There are other ways to do that than focusing solely on the framework; they can pursue educational and training programs to gain that understanding.

The framework's Application Techniques volume is a tool that security managers might want to look into, because there's a wealth of knowledge for specific ways to apply risk management effectively.

How pervasive are ERM programs that truly comport with the principals envisioned by the COSO risk-management framework?

Most companies practice risk management, but it's not very common for companies to have all the elements of what COSO defines as an effective ERM framework. For example, there are some that might not really relate risks to their business objectives. They might not have set forth an established risk appetite or risk tolerances, or a portfolio view of risk.

Does a company need to apply the entire framework to benefit from ERM?

There are principles set forth in the ERM framework that need to be in place in order for a company to have what is defined as an "effective" ERM process. I do think, however, that many companies take significant steps to manage their risks without having what the COSO framework defines as ERM.

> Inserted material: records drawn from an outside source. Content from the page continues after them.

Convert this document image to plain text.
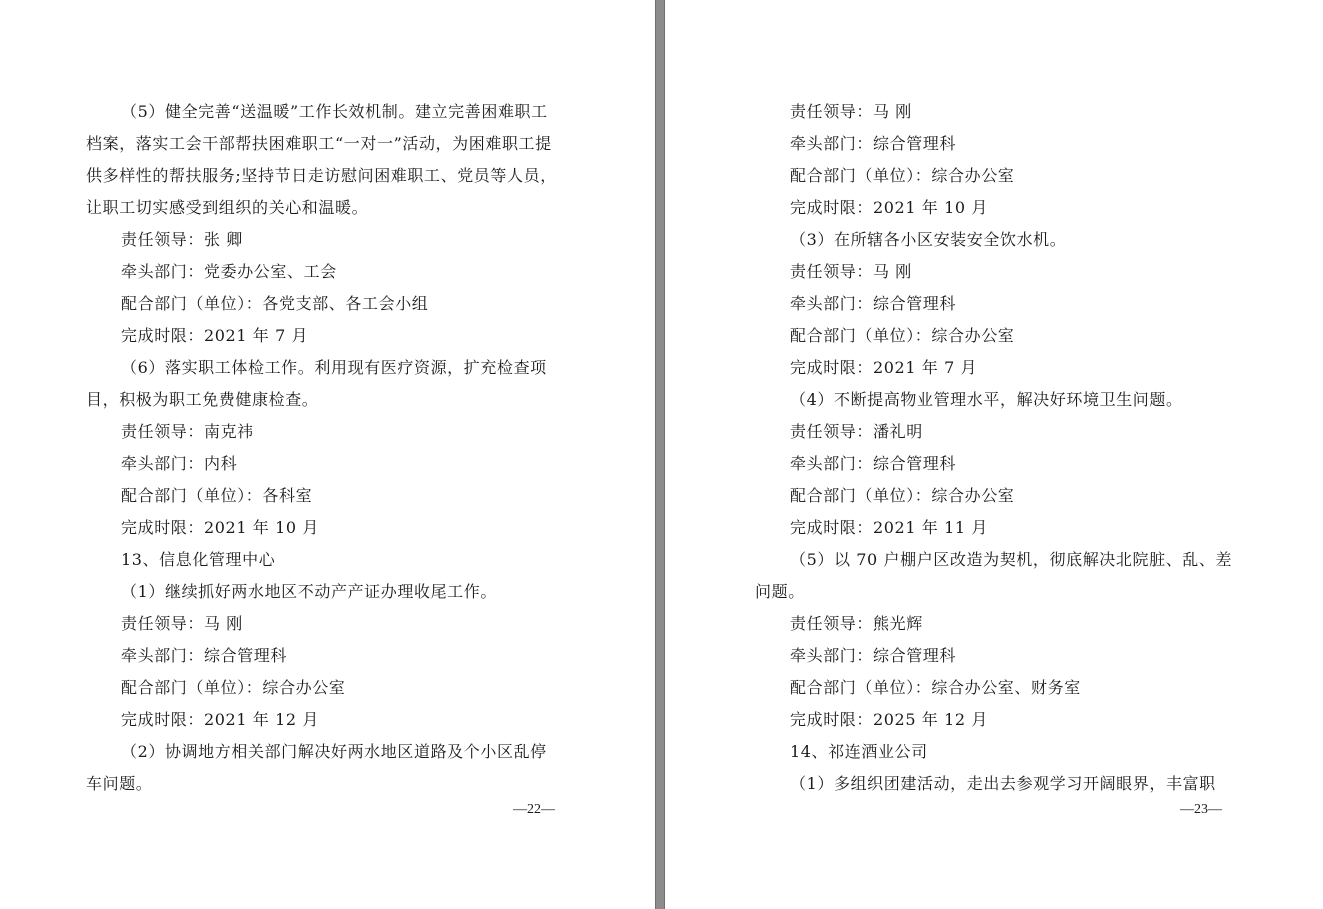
（5）健全完善“送温暖”工作长效机制。建立完善困难职工
档案，落实工会干部帮扶困难职工“一对一”活动，为困难职工提
供多样性的帮扶服务;坚持节日走访慰问困难职工、党员等人员，
让职工切实感受到组织的关心和温暖。
责任领导：张 卿
牵头部门：党委办公室、工会
配合部门（单位）：各党支部、各工会小组
完成时限：2021 年 7 月
（6）落实职工体检工作。利用现有医疗资源，扩充检查项
目，积极为职工免费健康检查。
责任领导：南克祎
牵头部门：内科
配合部门（单位）：各科室
完成时限：2021 年 10 月
13、信息化管理中心
（1）继续抓好两水地区不动产产证办理收尾工作。
责任领导：马 刚
牵头部门：综合管理科
配合部门（单位）：综合办公室
完成时限：2021 年 12 月
（2）协调地方相关部门解决好两水地区道路及个小区乱停
车问题。
—22—
责任领导：马 刚
牵头部门：综合管理科
配合部门（单位）：综合办公室
完成时限：2021 年 10 月
（3）在所辖各小区安装安全饮水机。
责任领导：马 刚
牵头部门：综合管理科
配合部门（单位）：综合办公室
完成时限：2021 年 7 月
（4）不断提高物业管理水平，解决好环境卫生问题。
责任领导：潘礼明
牵头部门：综合管理科
配合部门（单位）：综合办公室
完成时限：2021 年 11 月
（5）以 70 户棚户区改造为契机，彻底解决北院脏、乱、差
问题。
责任领导：熊光辉
牵头部门：综合管理科
配合部门（单位）：综合办公室、财务室
完成时限：2025 年 12 月
14、祁连酒业公司
（1）多组织团建活动，走出去参观学习开阔眼界，丰富职
—23—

In some instances, companies' risk management processes have served them well, but in other cases they have not. For example, we saw major banks in 2007 not focusing sufficiently on what are called "black swans," thereby missing what were considered unlikely events that indeed resulted in having a major negative impact on those organizations.

One of the challenges of implementing a comprehensive ERM program is what a colleague of mine calls "blank-stare syndrome." No matter how hard we try, ERM is an awful lot for folks to take in because there are so many moving parts. How do we get everyone on the same page?

That is certainly a challenge, and there are no easy answers. I'd like to start with the idea that the framework is not a primer on risk management. It's aimed at business people with some background in managing business risk. The executive summary may be helpful to boards of directors who provide oversight to get a sense of what's involved in ERM. But the framework does not attempt to take the place of what's obtained through experience, education and training.